Harvey Rutet, head of the school’s Department of Electronics and Computer Science, said: “This is an important breakthrough. It is important for the development of the next generation of computers, communications and electronic devices. We can therefore surpass the existing CMOS. Technology, the development of more advanced transistors. The introduction of geometry into the graphene pipeline is a new idea. This method allows GFETs to maintain their excellent performance while maintaining a simple structure. Therefore, commercial production can be easily achieved."
Mocartad is now conducting further research to understand the mechanism that causes the current to stop flowing within the graphene transistor pipeline.

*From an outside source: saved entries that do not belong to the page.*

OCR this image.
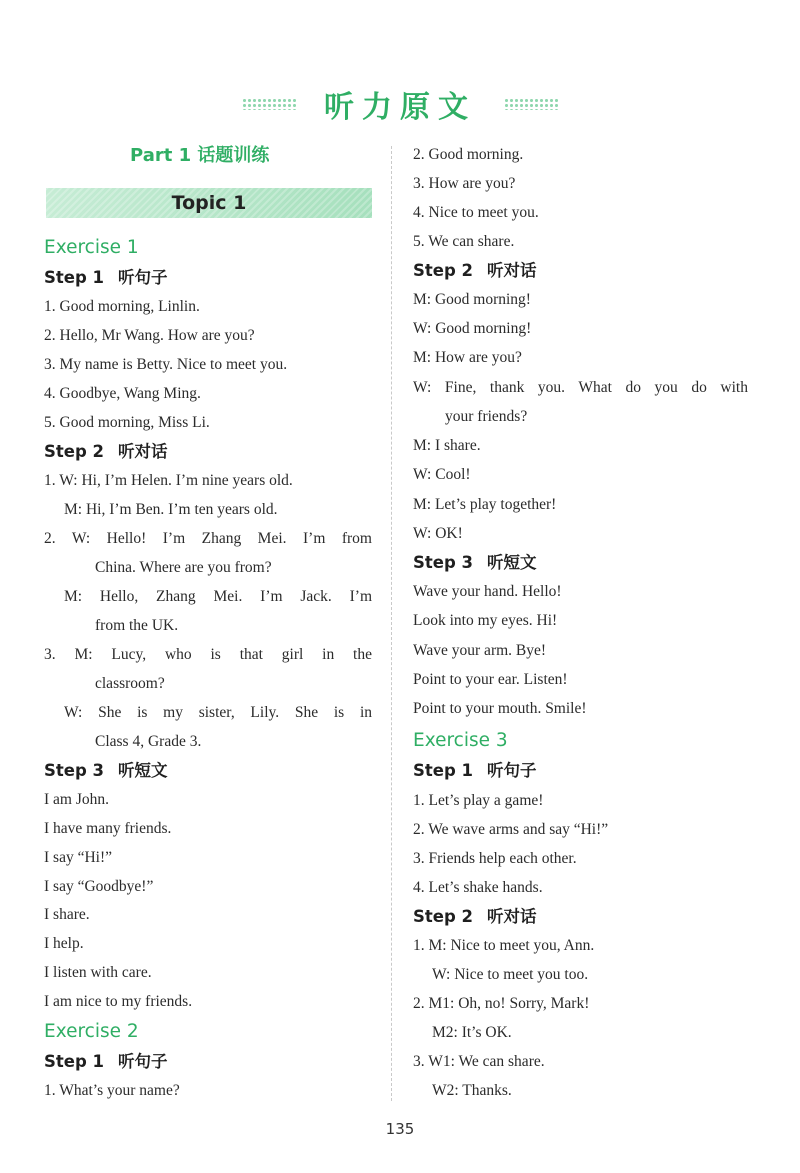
听力原文
Part 1 话题训练
Topic 1
Exercise 1
Step 1 听句子
1. Good morning, Linlin.
2. Hello, Mr Wang. How are you?
3. My name is Betty. Nice to meet you.
4. Goodbye, Wang Ming.
5. Good morning, Miss Li.
Step 2 听对话
1. W: Hi, I’m Helen. I’m nine years old.
M: Hi, I’m Ben. I’m ten years old.
2. W: Hello! I’m Zhang Mei. I’m from
China. Where are you from?
M: Hello, Zhang Mei. I’m Jack. I’m
from the UK.
3. M: Lucy, who is that girl in the
classroom?
W: She is my sister, Lily. She is in
Class 4, Grade 3.
Step 3 听短文
I am John.
I have many friends.
I say “Hi!”
I say “Goodbye!”
I share.
I help.
I listen with care.
I am nice to my friends.
Exercise 2
Step 1 听句子
1. What’s your name?
2. Good morning.
3. How are you?
4. Nice to meet you.
5. We can share.
Step 2 听对话
M: Good morning!
W: Good morning!
M: How are you?
W: Fine, thank you. What do you do with
your friends?
M: I share.
W: Cool!
M: Let’s play together!
W: OK!
Step 3 听短文
Wave your hand. Hello!
Look into my eyes. Hi!
Wave your arm. Bye!
Point to your ear. Listen!
Point to your mouth. Smile!
Exercise 3
Step 1 听句子
1. Let’s play a game!
2. We wave arms and say “Hi!”
3. Friends help each other.
4. Let’s shake hands.
Step 2 听对话
1. M: Nice to meet you, Ann.
W: Nice to meet you too.
2. M1: Oh, no! Sorry, Mark!
M2: It’s OK.
3. W1: We can share.
W2: Thanks.
135
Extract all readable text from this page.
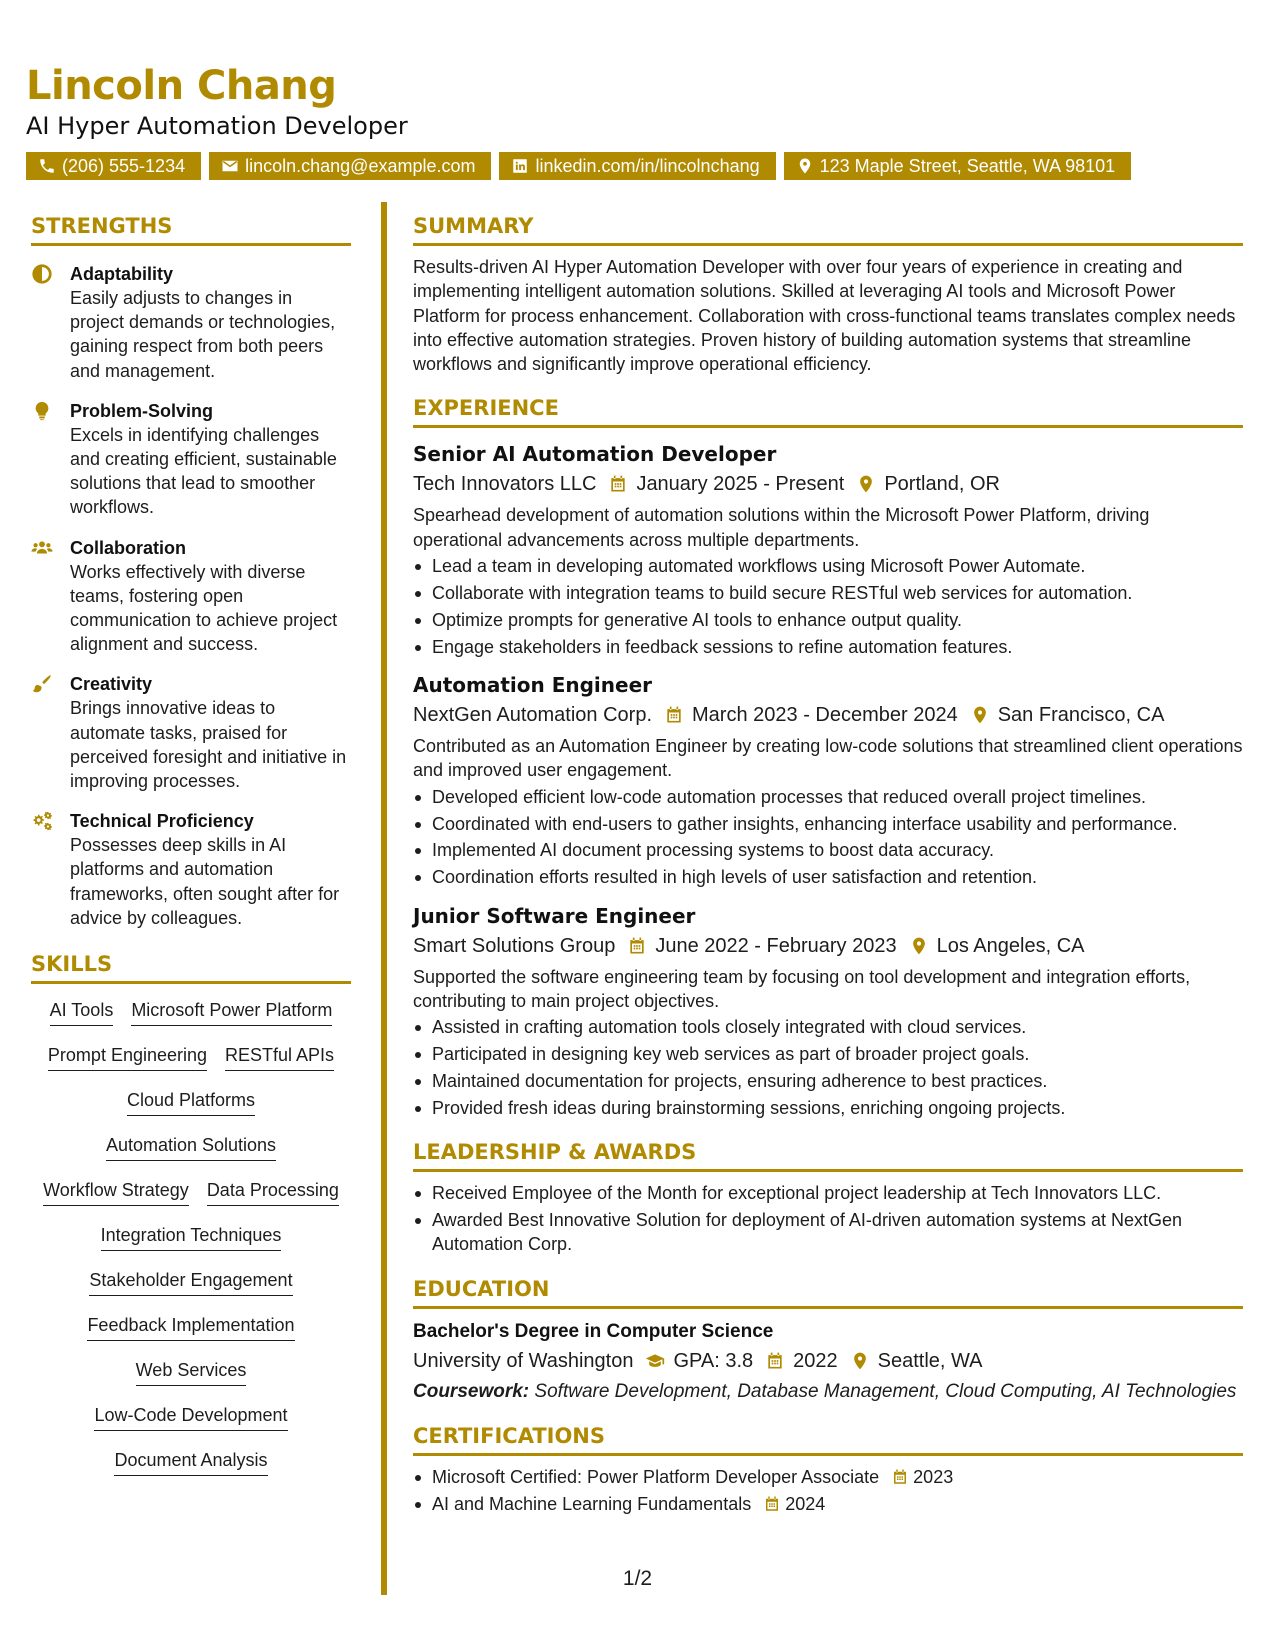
Lincoln Chang
AI Hyper Automation Developer
(206) 555-1234	lincoln.chang@example.com	linkedin.com/in/lincolnchang	123 Maple Street, Seattle, WA 98101
STRENGTHS
Adaptability
Easily adjusts to changes in project demands or technologies, gaining respect from both peers and management.
Problem-Solving
Excels in identifying challenges and creating efficient, sustainable solutions that lead to smoother workflows.
Collaboration
Works effectively with diverse teams, fostering open communication to achieve project alignment and success.
Creativity
Brings innovative ideas to automate tasks, praised for perceived foresight and initiative in improving processes.
Technical Proficiency
Possesses deep skills in AI platforms and automation frameworks, often sought after for advice by colleagues.
SKILLS
AI Tools Microsoft Power Platform
Prompt Engineering RESTful APIs
Cloud Platforms
Automation Solutions
Workflow Strategy Data Processing
Integration Techniques
Stakeholder Engagement
Feedback Implementation
Web Services
Low-Code Development
Document Analysis
SUMMARY
Results-driven AI Hyper Automation Developer with over four years of experience in creating and implementing intelligent automation solutions. Skilled at leveraging AI tools and Microsoft Power Platform for process enhancement. Collaboration with cross-functional teams translates complex needs into effective automation strategies. Proven history of building automation systems that streamline workflows and significantly improve operational efficiency.
EXPERIENCE
Senior AI Automation Developer
Tech Innovators LLC January 2025 - Present Portland, OR
Spearhead development of automation solutions within the Microsoft Power Platform, driving operational advancements across multiple departments.
Lead a team in developing automated workflows using Microsoft Power Automate.
Collaborate with integration teams to build secure RESTful web services for automation.
Optimize prompts for generative AI tools to enhance output quality.
Engage stakeholders in feedback sessions to refine automation features.
Automation Engineer
NextGen Automation Corp. March 2023 - December 2024 San Francisco, CA
Contributed as an Automation Engineer by creating low-code solutions that streamlined client operations and improved user engagement.
Developed efficient low-code automation processes that reduced overall project timelines.
Coordinated with end-users to gather insights, enhancing interface usability and performance.
Implemented AI document processing systems to boost data accuracy.
Coordination efforts resulted in high levels of user satisfaction and retention.
Junior Software Engineer
Smart Solutions Group June 2022 - February 2023 Los Angeles, CA
Supported the software engineering team by focusing on tool development and integration efforts, contributing to main project objectives.
Assisted in crafting automation tools closely integrated with cloud services.
Participated in designing key web services as part of broader project goals.
Maintained documentation for projects, ensuring adherence to best practices.
Provided fresh ideas during brainstorming sessions, enriching ongoing projects.
LEADERSHIP & AWARDS
Received Employee of the Month for exceptional project leadership at Tech Innovators LLC.
Awarded Best Innovative Solution for deployment of AI-driven automation systems at NextGen Automation Corp.
EDUCATION
Bachelor's Degree in Computer Science
University of Washington GPA: 3.8 2022 Seattle, WA
Coursework: Software Development, Database Management, Cloud Computing, AI Technologies
CERTIFICATIONS
Microsoft Certified: Power Platform Developer Associate 2023
AI and Machine Learning Fundamentals 2024
1/2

In terms of carrier migration, graphene is inherently 100-1000 times faster than silicon. Therefore, it is not difficult to increase the frequency. The difficulty is that many processes and technologies are still unclear. "Science" magazine reported a year ago that the graphene field effect transistor developed by IBM has a cut-off frequency of 100 GHz. Using this as a reference, the University of Southampton at least pushed this figure to the order of 100 terahertz. If so, we must have thumbs up for Dr. Moctad. In the past two years, the well blowout momentum in this field has been unbelievable. As the successor to silicon, graphene will lead the semiconductor industry into a new era of miniaturization.
Graphene transistor switching frequency increased 1000 times
According to the report of the American Physicist Organization Network on February 9 (Beijing time), American scientists have developed a transistor using the world's thinnest material, graphene. The new transistor has a record-breaking switching performance, increasing the switching frequency by 1,000. Multiple times, this makes it can be widely used in the future of electronic devices and computers to make it more powerful and perform better.